Chapitre XI. Des danses Baladoires, des Brandons, etc.
Rien n’est si prompt que les progrès de la licence. Les Institutions les plus sages qu’elle corrompt, dégénèrent en peu de temps en des pratiques folles et nuisibles.
C’est en vain qu’on s’efforcerait alors de s’opposer aux progrès du mal avec ces faibles tempérances que la douceur suggère. Le grand, l’unique remède est d’oser, avec courage et sans balancer, extirper le mal même jusque dans ses racines. Elles repousseraient, sans cette précaution, des tiges nouvelles et plus dangereuses encore que celles qu’on aurait arrachées.
Telle fut la conduite violente, mais nécessaire, que l’Église tint, en apercevant les inconvénients, les désordres, les crimes qui s’étaient glissés dans la Danse sacrée des Chrétiens.
La joie sainte des solennités, qui, en passant de l’âme jusqu’au sens, devint bientôt moins pure, les deux sexes qu’elles rassemblaient, la nuit, si propice à la séduction, qui était le temps marqué pour la célébration de presque toutes les grandes Fêtes, plus que tout cela, peut-être le refroidissement de la ferveur, qui ne fut plus capable dès lors d’étouffer les autres mouvements, voilà quels furent les principes d’un débordement intolérable, qui dégrada des pratiques autrefois dignes de louanges.
Alors, les solennités des Chrétiens devinrent des rendez-vous de libertinage, et ne furent que les prétextes d’une infâme dissolution. Les Danses Baladoires qui prirent la place des Danses sacrées n’étaient plus qu’un assemblage monstrueux de piété, de débauche et de superstition. Le Pape Zacharie fit un Décret en 744 pour les défendre : dans les suites, les Évêques, les Rois, les Empereurs, s’unirent tous à lui pour les proscrire ; et la Danse sacrée, quelque innocente qu’elle eût été dans son institution primitive, fut jugée dès lors assez dangereuse, pour engager la sagesse du Clergé à ne la plus mêler aux autres cérémonies de l’Église32.

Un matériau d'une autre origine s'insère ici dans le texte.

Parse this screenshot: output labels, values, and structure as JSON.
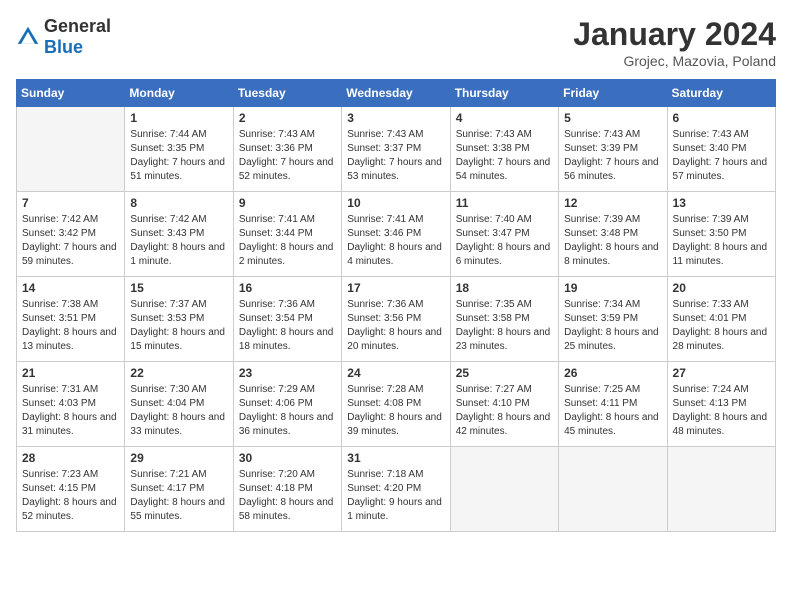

La Danse des brandons et celle de la Saint-Jean échappèrent néanmoins à la proscription ; et on renouvela celle du premier jour de Mai, qui était qu’un reste de celles que l’idolâtrie avoir établies. On exécutait la première à la lueur de plusieurs flambeaux de paille, le premier Dimanche de Carême, et la seconde autour des feux qu’on allumait dans les rues la veille de la Fête de Saint Jean. On trouvera dans la suite33, la description de la troisième.
Il n’en reste plus de nos jours que quelques faibles traces. Des plaisirs plus vifs et moins grossiers ont succédé à ces divertissements, et le luxe a plus contribué à les abolir, que les Décrets des Papes, et les Mandements des Évêques.